Not surprisingly, the conduit for Summers and Andreessen’s relationship was Facebook COO Sheryl Sandberg, an early protege of Summers at Harvard who also worked with him at the World Bank and the Treasury. Andreessen is on Facebook’s board, and several months ago Sandberg insisted the two meet. As a side note, Sandberg is only the second person I’ve ever heard Andreessen describe as “a human router”– the first being, you guessed it, Ron Conway.

The big question is whether this is just one of those glitzy big name announcements venture firms like to make that we never hear about again– ala Bono, Al Gore, and Colin Powell — or whether Larry Summers will actually make a meaningful impact on Andreessen Horowitz’s portfolio companies. “I’m not sure what has gone well or not at other firms, but I know what we’re going to do and several of our entrepreneurs have already starting meeting with him,” Andreessen says.

According to Summers, the firm isn’t being shy with requests. “I go to bed most nights with emails from Marc and wake up most mornings with more emails from Marc,” he says. “I’m not going to be solving the problems in their routing systems, but I’ll be a sounding board giving my insights on the global economy and the feasibility and attractiveness of different pricing schemes.”
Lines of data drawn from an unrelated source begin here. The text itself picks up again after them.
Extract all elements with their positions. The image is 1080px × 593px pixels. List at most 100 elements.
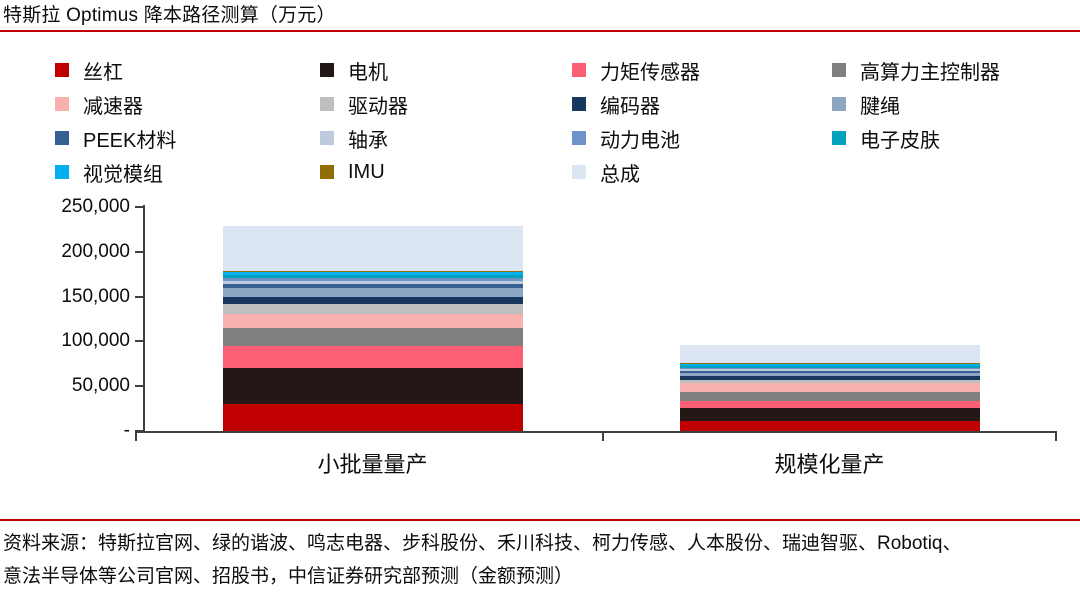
legend-item: 总成 [572, 164, 640, 186]
bar-segment [222, 275, 523, 278]
bar-stack [222, 226, 523, 431]
bar-segment [679, 367, 980, 370]
legend-label: 高算力主控制器 [860, 61, 1000, 84]
bar-segment [679, 372, 980, 377]
legend-label: PEEK材料 [83, 129, 177, 152]
y-axis-tick [135, 206, 143, 208]
legend-item: 腱绳 [832, 96, 900, 118]
bar-segment [222, 280, 523, 285]
x-axis-tick [602, 431, 604, 441]
legend-item: 电子皮肤 [832, 130, 940, 152]
legend-swatch-icon [572, 63, 586, 77]
legend-label: 视觉模组 [83, 163, 163, 186]
x-axis-category-label: 小批量量产 [317, 452, 428, 477]
legend-label: 编码器 [600, 95, 660, 118]
bar-segment [679, 407, 980, 422]
source-note: 资料来源：特斯拉官网、绿的谐波、鸣志电器、步科股份、禾川科技、柯力传感、人本股份… [3, 527, 1077, 593]
bar-segment [222, 303, 523, 314]
footer-rule [0, 519, 1080, 521]
legend-swatch-icon [572, 97, 586, 111]
x-axis-tick [135, 431, 137, 441]
legend-swatch-icon [832, 131, 846, 145]
legend-label: 减速器 [83, 95, 143, 118]
legend-label: 丝杠 [83, 61, 123, 84]
legend-label: IMU [348, 160, 385, 183]
bar-segment [222, 368, 523, 405]
bar-segment [222, 404, 523, 431]
legend-swatch-icon [572, 165, 586, 179]
bar-segment [679, 421, 980, 431]
legend-label: 腱绳 [860, 95, 900, 118]
bar-segment [222, 226, 523, 272]
legend-label: 轴承 [348, 129, 388, 152]
y-axis-tick-label: 150,000 [61, 285, 130, 307]
legend-item: 轴承 [320, 130, 388, 152]
legend-item: 动力电池 [572, 130, 680, 152]
x-axis-line [135, 431, 1057, 433]
bar-segment [222, 313, 523, 328]
y-axis-tick-label: - [123, 420, 130, 441]
bar-segment [679, 392, 980, 402]
legend-item: 视觉模组 [55, 164, 163, 186]
legend-item: 力矩传感器 [572, 62, 700, 84]
legend-item: IMU [320, 161, 385, 183]
legend-swatch-icon [55, 165, 69, 179]
y-axis-tick-label: 250,000 [61, 196, 130, 217]
legend-label: 电子皮肤 [860, 129, 940, 152]
legend-swatch-icon [320, 63, 334, 77]
legend-swatch-icon [832, 63, 846, 77]
legend-item: 电机 [320, 62, 388, 84]
legend-swatch-icon [832, 97, 846, 111]
bar-segment [679, 376, 980, 380]
bar-segment [222, 272, 523, 276]
bar-segment [679, 366, 980, 368]
y-axis-tick [135, 250, 143, 253]
legend-label: 动力电池 [600, 129, 680, 152]
y-axis-tick-label: 50,000 [71, 375, 130, 397]
bar-segment [222, 345, 523, 369]
legend-swatch-icon [55, 97, 69, 111]
legend-item: 编码器 [572, 96, 660, 118]
x-axis-category-label: 规模化量产 [774, 452, 885, 477]
title-underline [0, 30, 1080, 32]
bar-segment [679, 370, 980, 373]
bar-segment [679, 364, 980, 367]
source-line-2: 意法半导体等公司官网、招股书，中信证券研究部预测（金额预测） [3, 566, 574, 587]
bar-segment [222, 284, 523, 288]
legend-item: 驱动器 [320, 96, 408, 118]
y-axis-tick [135, 385, 143, 388]
bar-segment [679, 379, 980, 383]
bar-segment [679, 401, 980, 408]
legend-swatch-icon [320, 97, 334, 111]
bar-segment [222, 287, 523, 297]
legend-item: 丝杠 [55, 62, 123, 84]
legend-item: 减速器 [55, 96, 143, 118]
y-axis-tick-label: 200,000 [61, 240, 130, 262]
bar-segment [679, 363, 980, 365]
y-axis-tick [135, 340, 143, 343]
y-axis-tick-label: 100,000 [61, 330, 130, 352]
legend-swatch-icon [572, 131, 586, 145]
legend-label: 电机 [348, 61, 388, 84]
legend-label: 驱动器 [348, 95, 408, 118]
legend-swatch-icon [320, 165, 334, 179]
bar-segment [222, 296, 523, 304]
legend-swatch-icon [320, 131, 334, 145]
legend-swatch-icon [55, 131, 69, 145]
bar-segment [679, 382, 980, 393]
y-axis-line [143, 205, 145, 433]
y-axis-tick [135, 295, 143, 298]
bar-segment [679, 369, 980, 371]
x-axis-tick [1055, 431, 1057, 441]
legend-item: 高算力主控制器 [832, 62, 1000, 84]
bar-segment [222, 277, 523, 281]
bar-stack [679, 345, 980, 431]
source-line-1: 资料来源：特斯拉官网、绿的谐波、鸣志电器、步科股份、禾川科技、柯力传感、人本股份… [3, 533, 962, 554]
legend-label: 力矩传感器 [600, 61, 700, 84]
legend-item: PEEK材料 [55, 130, 176, 152]
legend-label: 总成 [600, 163, 640, 186]
bar-segment [222, 327, 523, 346]
bar-segment [679, 345, 980, 364]
bar-segment [222, 271, 523, 273]
chart-title: 特斯拉 Optimus 降本路径测算（万元） [3, 5, 336, 26]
Of course I couldn’t let a world-famous economist entering the Silicon Valley investing fray off the phone without answering another question: Are we in a tech bubble? He noted that economists never give yes or no answers, and added that given the breadth of the Web, the scale of the market, and the revenues associated with the ruling tech startups rendered any comparisons to the late 1990s “too facile.” But as a good economist, he hedged all that saying one always had to be wary when euphoria is building. I asked if this was a period of euphoria now and he demurred, saying he was sticking to the intentionally vague answer above. In other words, I got a solid “not now but maybe later.”

Let’s hope Mr. Summers has clearer answers for Andreessen Horowitz’s portfolio. If his depiction in The Social Network was remotely accurate (a big if considering the film in question) he’ll win points among many entrepreneurs. He was the voice of reason advising the Winklevoss twins to “come up with a new project” and telling them their whining wasn’t “worthy of Harvard.” Amen to that.